L’évolution de la céramique, chez les peuples primitifs, suit toujours une marche parallèle à celle des instruments de pierre, et l’on peut, par ce moyen, contrôler les conclusions fournies au point de vue historique par l’étude de la forme et des procédés de fabrication des silex. Il en est de même en Egypte, c’est-à-dire que dans le domaine de la céramique archaïque, on remarque bien un développement, un progrès, mais cette transformation est lente, graduelle, sans secousses. Les anciens modèles cèdent la place à de nouveaux, mais pas de façon brusque; ils coexistent pendant longtemps et se retrouvent les uns à côté des autres dans les mêmes tombes. On peut arriver à constater que tel type est plus ancien que tel autre, on ne peut dire qu’il caractérise une époque ou une phase de la civilisation préhistorique. La céramique égyptienne est du reste tout à fait spéciale et très différente de toutes celles qu’on rencontre en Europe aux époques primitives, aussi n’y retrouve-t-on aucun des caractères spécifiques qui permettent aux préhistoriens de classer ces dernières: les potiers égyptiens avaient poussé cet art à un haut degré de perfection dès les plus anciens temps, et nous leur devons des séries très variées, tant au point de vue de la technique que de la forme et de la décoration.

La céramique, qui est un des éléments les plus importants pour la classification des restes préhistoriques, ne donne donc lieu ici à aucun rapprochement, et nous devons nous en tenir aux données que nous fournissent les armes et les outils de pierre; or nous avons vu que tous ces objets sont en pierre taillée et qu’ils se rattachent, pour les formes comme pour les procédés de taille à nos instruments paléolithiques et néolithiques en silex, tout spécialement aux types du Solutréen et du Moustérien. Ce qui caractérise chez nous la période néolithique, l’âge de la pierre polie, manque absolument en Egypte: on a récolté dans ce pays, pendant ces dernières années, des centaines de mille et peut-être des millions de silex, et dans cette masse énorme on aurait peine à trouver cent haches polies, ou autres outils pouvant rentrer dans la même catégorie.
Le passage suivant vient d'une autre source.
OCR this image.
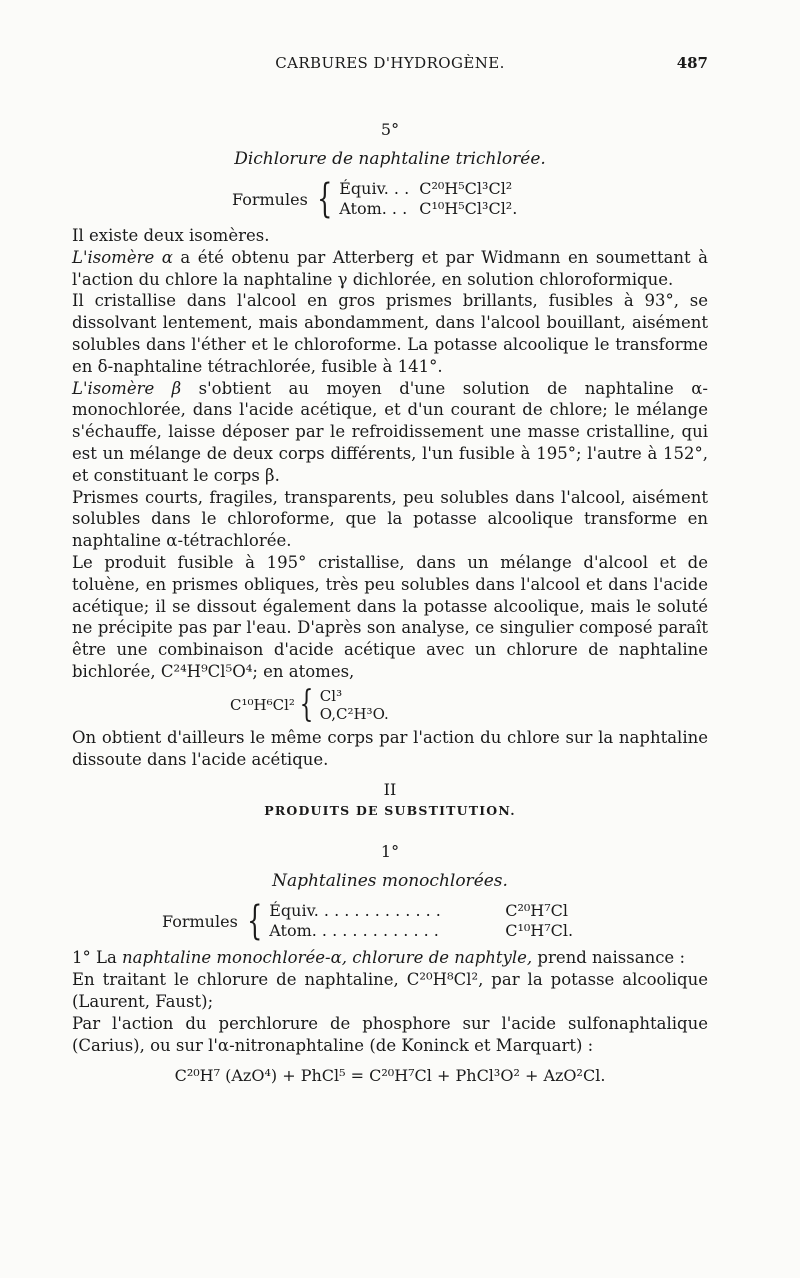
CARBURES D'HYDROGÈNE.	487
5°
Dichlorure de naphtaline trichlorée.
Formules { Équiv. . . C²⁰H⁵Cl³Cl²
Atom. . . C¹⁰H⁵Cl³Cl².

Il existe deux isomères.

L'isomère α a été obtenu par Atterberg et par Widmann en soumettant à l'action du chlore la naphtaline γ dichlorée, en solution chloroformique.

Il cristallise dans l'alcool en gros prismes brillants, fusibles à 93°, se dissolvant lentement, mais abondamment, dans l'alcool bouillant, aisément solubles dans l'éther et le chloroforme. La potasse alcoolique le transforme en δ-naphtaline tétrachlorée, fusible à 141°.

L'isomère β s'obtient au moyen d'une solution de naphtaline α-monochlorée, dans l'acide acétique, et d'un courant de chlore; le mélange s'échauffe, laisse déposer par le refroidissement une masse cristalline, qui est un mélange de deux corps différents, l'un fusible à 195°; l'autre à 152°, et constituant le corps β.

Prismes courts, fragiles, transparents, peu solubles dans l'alcool, aisément solubles dans le chloroforme, que la potasse alcoolique transforme en naphtaline α-tétrachlorée.

Le produit fusible à 195° cristallise, dans un mélange d'alcool et de toluène, en prismes obliques, très peu solubles dans l'alcool et dans l'acide acétique; il se dissout également dans la potasse alcoolique, mais le soluté ne précipite pas par l'eau. D'après son analyse, ce singulier composé paraît être une combinaison d'acide acétique avec un chlorure de naphtaline bichlorée, C²⁴H⁹Cl⁵O⁴; en atomes,

C¹⁰H⁶Cl² { Cl³
O,C²H³O.

On obtient d'ailleurs le même corps par l'action du chlore sur la naphtaline dissoute dans l'acide acétique.

II
PRODUITS DE SUBSTITUTION.
1°
Naphtalines monochlorées.
Formules { Équiv. . . . . . . . . . . . .	C²⁰H⁷Cl
Atom. . . . . . . . . . . . .	C¹⁰H⁷Cl.

1° La naphtaline monochlorée-α, chlorure de naphtyle, prend naissance :

En traitant le chlorure de naphtaline, C²⁰H⁸Cl², par la potasse alcoolique (Laurent, Faust);

Par l'action du perchlorure de phosphore sur l'acide sulfonaphtalique (Carius), ou sur l'α-nitronaphtaline (de Koninck et Marquart) :

C²⁰H⁷ (AzO⁴) + PhCl⁵ = C²⁰H⁷Cl + PhCl³O² + AzO²Cl.
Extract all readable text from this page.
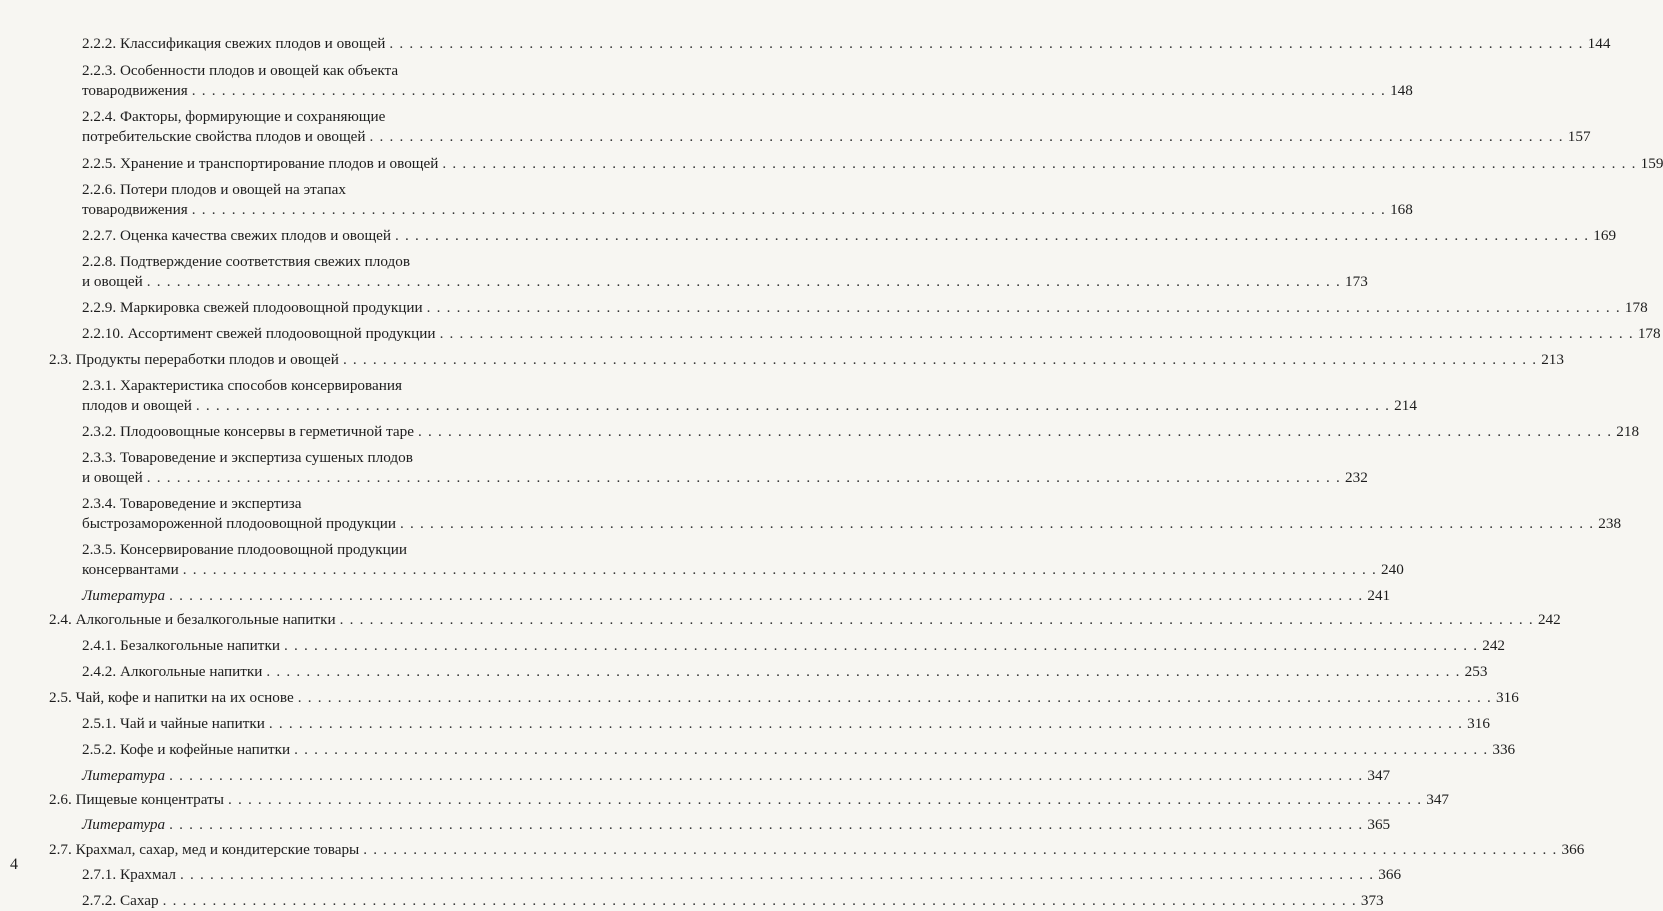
2.2.2. Классификация свежих плодов и овощей . . . . . . . . . . . . . . . . . . . . . . . . . . . . . . . . . . . . . . . . . . . . . . . . . . . . . . . . . . . . . . . . . . . . . . . . . . . . . . . . . . . . . . . . . . . . . . . . . . . . . . . . . . . . . . . . . . . . . . . . 144
2.2.3. Особенности плодов и овощей как объекта
товародвижения . . . . . . . . . . . . . . . . . . . . . . . . . . . . . . . . . . . . . . . . . . . . . . . . . . . . . . . . . . . . . . . . . . . . . . . . . . . . . . . . . . . . . . . . . . . . . . . . . . . . . . . . . . . . . . . . . . . . . . . . 148
2.2.4. Факторы, формирующие и сохраняющие
потребительские свойства плодов и овощей . . . . . . . . . . . . . . . . . . . . . . . . . . . . . . . . . . . . . . . . . . . . . . . . . . . . . . . . . . . . . . . . . . . . . . . . . . . . . . . . . . . . . . . . . . . . . . . . . . . . . . . . . . . . . . . . . . . . . . . . 157
2.2.5. Хранение и транспортирование плодов и овощей . . . . . . . . . . . . . . . . . . . . . . . . . . . . . . . . . . . . . . . . . . . . . . . . . . . . . . . . . . . . . . . . . . . . . . . . . . . . . . . . . . . . . . . . . . . . . . . . . . . . . . . . . . . . . . . . . . . . . . . . 159
2.2.6. Потери плодов и овощей на этапах
товародвижения . . . . . . . . . . . . . . . . . . . . . . . . . . . . . . . . . . . . . . . . . . . . . . . . . . . . . . . . . . . . . . . . . . . . . . . . . . . . . . . . . . . . . . . . . . . . . . . . . . . . . . . . . . . . . . . . . . . . . . . . 168
2.2.7. Оценка качества свежих плодов и овощей . . . . . . . . . . . . . . . . . . . . . . . . . . . . . . . . . . . . . . . . . . . . . . . . . . . . . . . . . . . . . . . . . . . . . . . . . . . . . . . . . . . . . . . . . . . . . . . . . . . . . . . . . . . . . . . . . . . . . . . . 169
2.2.8. Подтверждение соответствия свежих плодов
и овощей . . . . . . . . . . . . . . . . . . . . . . . . . . . . . . . . . . . . . . . . . . . . . . . . . . . . . . . . . . . . . . . . . . . . . . . . . . . . . . . . . . . . . . . . . . . . . . . . . . . . . . . . . . . . . . . . . . . . . . . . 173
2.2.9. Маркировка свежей плодоовощной продукции . . . . . . . . . . . . . . . . . . . . . . . . . . . . . . . . . . . . . . . . . . . . . . . . . . . . . . . . . . . . . . . . . . . . . . . . . . . . . . . . . . . . . . . . . . . . . . . . . . . . . . . . . . . . . . . . . . . . . . . . 178
2.2.10. Ассортимент свежей плодоовощной продукции . . . . . . . . . . . . . . . . . . . . . . . . . . . . . . . . . . . . . . . . . . . . . . . . . . . . . . . . . . . . . . . . . . . . . . . . . . . . . . . . . . . . . . . . . . . . . . . . . . . . . . . . . . . . . . . . . . . . . . . . 178
2.3. Продукты переработки плодов и овощей . . . . . . . . . . . . . . . . . . . . . . . . . . . . . . . . . . . . . . . . . . . . . . . . . . . . . . . . . . . . . . . . . . . . . . . . . . . . . . . . . . . . . . . . . . . . . . . . . . . . . . . . . . . . . . . . . . . . . . . . 213
2.3.1. Характеристика способов консервирования
плодов и овощей . . . . . . . . . . . . . . . . . . . . . . . . . . . . . . . . . . . . . . . . . . . . . . . . . . . . . . . . . . . . . . . . . . . . . . . . . . . . . . . . . . . . . . . . . . . . . . . . . . . . . . . . . . . . . . . . . . . . . . . . 214
2.3.2. Плодоовощные консервы в герметичной таре . . . . . . . . . . . . . . . . . . . . . . . . . . . . . . . . . . . . . . . . . . . . . . . . . . . . . . . . . . . . . . . . . . . . . . . . . . . . . . . . . . . . . . . . . . . . . . . . . . . . . . . . . . . . . . . . . . . . . . . . 218
2.3.3. Товароведение и экспертиза сушеных плодов
и овощей . . . . . . . . . . . . . . . . . . . . . . . . . . . . . . . . . . . . . . . . . . . . . . . . . . . . . . . . . . . . . . . . . . . . . . . . . . . . . . . . . . . . . . . . . . . . . . . . . . . . . . . . . . . . . . . . . . . . . . . . 232
2.3.4. Товароведение и экспертиза
быстрозамороженной плодоовощной продукции . . . . . . . . . . . . . . . . . . . . . . . . . . . . . . . . . . . . . . . . . . . . . . . . . . . . . . . . . . . . . . . . . . . . . . . . . . . . . . . . . . . . . . . . . . . . . . . . . . . . . . . . . . . . . . . . . . . . . . . . 238
2.3.5. Консервирование плодоовощной продукции
консервантами . . . . . . . . . . . . . . . . . . . . . . . . . . . . . . . . . . . . . . . . . . . . . . . . . . . . . . . . . . . . . . . . . . . . . . . . . . . . . . . . . . . . . . . . . . . . . . . . . . . . . . . . . . . . . . . . . . . . . . . . 240
Литература . . . . . . . . . . . . . . . . . . . . . . . . . . . . . . . . . . . . . . . . . . . . . . . . . . . . . . . . . . . . . . . . . . . . . . . . . . . . . . . . . . . . . . . . . . . . . . . . . . . . . . . . . . . . . . . . . . . . . . . . 241
2.4. Алкогольные и безалкогольные напитки . . . . . . . . . . . . . . . . . . . . . . . . . . . . . . . . . . . . . . . . . . . . . . . . . . . . . . . . . . . . . . . . . . . . . . . . . . . . . . . . . . . . . . . . . . . . . . . . . . . . . . . . . . . . . . . . . . . . . . . . 242
2.4.1. Безалкогольные напитки . . . . . . . . . . . . . . . . . . . . . . . . . . . . . . . . . . . . . . . . . . . . . . . . . . . . . . . . . . . . . . . . . . . . . . . . . . . . . . . . . . . . . . . . . . . . . . . . . . . . . . . . . . . . . . . . . . . . . . . . 242
2.4.2. Алкогольные напитки . . . . . . . . . . . . . . . . . . . . . . . . . . . . . . . . . . . . . . . . . . . . . . . . . . . . . . . . . . . . . . . . . . . . . . . . . . . . . . . . . . . . . . . . . . . . . . . . . . . . . . . . . . . . . . . . . . . . . . . . 253
2.5. Чай, кофе и напитки на их основе . . . . . . . . . . . . . . . . . . . . . . . . . . . . . . . . . . . . . . . . . . . . . . . . . . . . . . . . . . . . . . . . . . . . . . . . . . . . . . . . . . . . . . . . . . . . . . . . . . . . . . . . . . . . . . . . . . . . . . . . 316
2.5.1. Чай и чайные напитки . . . . . . . . . . . . . . . . . . . . . . . . . . . . . . . . . . . . . . . . . . . . . . . . . . . . . . . . . . . . . . . . . . . . . . . . . . . . . . . . . . . . . . . . . . . . . . . . . . . . . . . . . . . . . . . . . . . . . . . . 316
2.5.2. Кофе и кофейные напитки . . . . . . . . . . . . . . . . . . . . . . . . . . . . . . . . . . . . . . . . . . . . . . . . . . . . . . . . . . . . . . . . . . . . . . . . . . . . . . . . . . . . . . . . . . . . . . . . . . . . . . . . . . . . . . . . . . . . . . . . 336
Литература . . . . . . . . . . . . . . . . . . . . . . . . . . . . . . . . . . . . . . . . . . . . . . . . . . . . . . . . . . . . . . . . . . . . . . . . . . . . . . . . . . . . . . . . . . . . . . . . . . . . . . . . . . . . . . . . . . . . . . . . 347
2.6. Пищевые концентраты . . . . . . . . . . . . . . . . . . . . . . . . . . . . . . . . . . . . . . . . . . . . . . . . . . . . . . . . . . . . . . . . . . . . . . . . . . . . . . . . . . . . . . . . . . . . . . . . . . . . . . . . . . . . . . . . . . . . . . . . 347
Литература . . . . . . . . . . . . . . . . . . . . . . . . . . . . . . . . . . . . . . . . . . . . . . . . . . . . . . . . . . . . . . . . . . . . . . . . . . . . . . . . . . . . . . . . . . . . . . . . . . . . . . . . . . . . . . . . . . . . . . . . 365
2.7. Крахмал, сахар, мед и кондитерские товары . . . . . . . . . . . . . . . . . . . . . . . . . . . . . . . . . . . . . . . . . . . . . . . . . . . . . . . . . . . . . . . . . . . . . . . . . . . . . . . . . . . . . . . . . . . . . . . . . . . . . . . . . . . . . . . . . . . . . . . . 366
2.7.1. Крахмал . . . . . . . . . . . . . . . . . . . . . . . . . . . . . . . . . . . . . . . . . . . . . . . . . . . . . . . . . . . . . . . . . . . . . . . . . . . . . . . . . . . . . . . . . . . . . . . . . . . . . . . . . . . . . . . . . . . . . . . . 366
2.7.2. Сахар . . . . . . . . . . . . . . . . . . . . . . . . . . . . . . . . . . . . . . . . . . . . . . . . . . . . . . . . . . . . . . . . . . . . . . . . . . . . . . . . . . . . . . . . . . . . . . . . . . . . . . . . . . . . . . . . . . . . . . . . 373
4
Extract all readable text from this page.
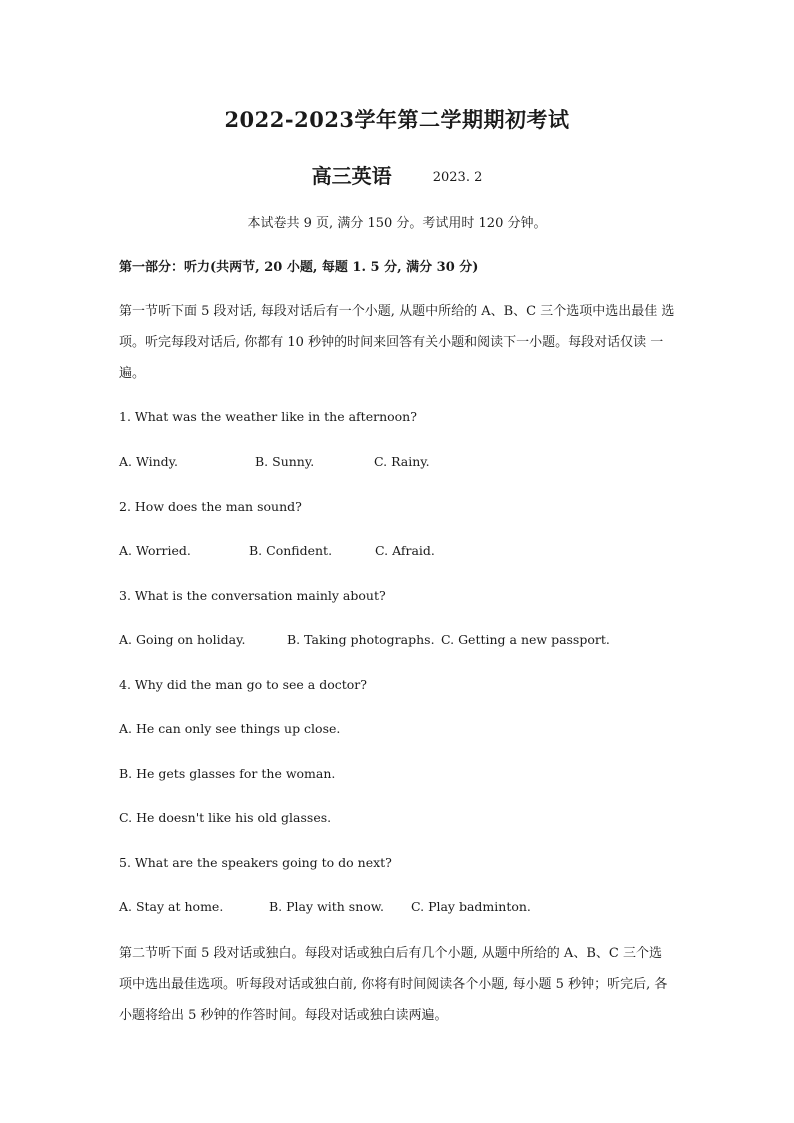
2022-2023学年第二学期期初考试
高三英语	2023. 2
本试卷共 9 页, 满分 150 分。考试用时 120 分钟。
第一部分：听力(共两节, 20 小题, 每题 1. 5 分, 满分 30 分)
第一节听下面 5 段对话, 每段对话后有一个小题, 从题中所给的 A、B、C 三个选项中选出最佳 选项。听完每段对话后, 你都有 10 秒钟的时间来回答有关小题和阅读下一小题。每段对话仅读 一遍。
1. What was the weather like in the afternoon?
A. Windy.	B. Sunny.	C. Rainy.
2. How does the man sound?
A. Worried.	B. Confident.	C. Afraid.
3. What is the conversation mainly about?
A. Going on holiday.	B. Taking photographs. C. Getting a new passport.
4. Why did the man go to see a doctor?
A. He can only see things up close.
B. He gets glasses for the woman.
C. He doesn't like his old glasses.
5. What are the speakers going to do next?
A. Stay at home.	B. Play with snow. C. Play badminton.
第二节听下面 5 段对话或独白。每段对话或独白后有几个小题, 从题中所给的 A、B、C 三个选 项中选出最佳选项。听每段对话或独白前, 你将有时间阅读各个小题, 每小题 5 秒钟；听完后, 各小题将给出 5 秒钟的作答时间。每段对话或独白读两遍。
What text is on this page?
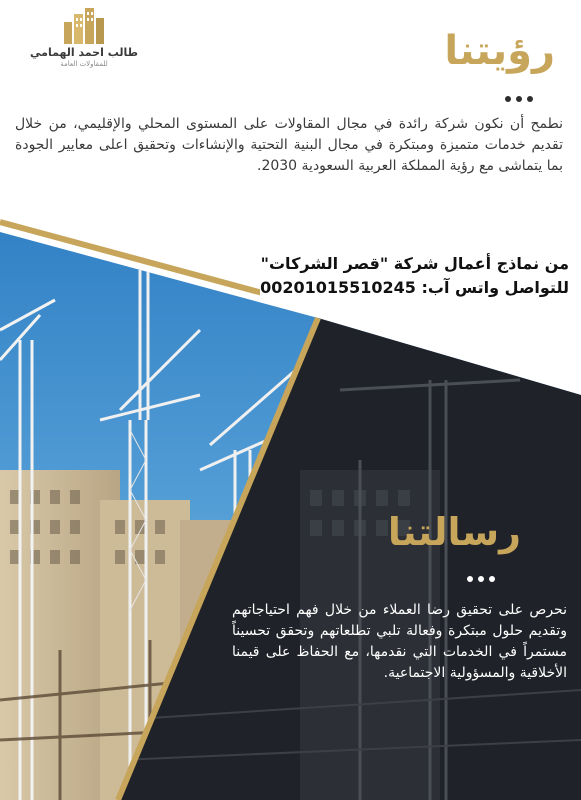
طالب احمد الهمامي
للمقاولات العامة	رؤيتنا
نطمح أن نكون شركة رائدة في مجال المقاولات على المستوى المحلي والإقليمي، من خلال تقديم خدمات متميزة ومبتكرة في مجال البنية التحتية والإنشاءات وتحقيق اعلى معايير الجودة بما يتماشى مع رؤية المملكة العربية السعودية 2030.
من نماذج أعمال شركة "قصر الشركات"
للتواصل واتس آب: 00201015510245
رسالتنا
نحرص على تحقيق رضا العملاء من خلال فهم احتياجاتهم وتقديم حلول مبتكرة وفعالة تلبي تطلعاتهم وتحقق تحسيناً مستمراً في الخدمات التي نقدمها، مع الحفاظ على قيمنا الأخلاقية والمسؤولية الاجتماعية.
Nous ne constatons cependant aucune solution de continuité entre la période dite préhistorique et celle des débuts de l’histoire, aussi pouvons-nous dire avec certitude que non seulement il n’y a pas de divisions spéciales à établir dans l’époque paléolithique, mais qu’il n’y a même pas lieu de distinguer celle-ci de l’âge néolithique. Si donc nous devions conserver ces deux noms qui ont une certaine valeur pratique pour la classification, il faudrait leur donner, pour tout ce qui concerne l’Egypte, un sens un peu différent de celui qu’ils ont pour l’Europe, réserver le mot paléolithique aux objets les plus anciens, à ceux qui pour la forme et la facture se rapprochent du chelléen, et ranger tout le reste dans l’âge néolithique ou même plutôt énéolithique qui précède immédiatement l’âge historique.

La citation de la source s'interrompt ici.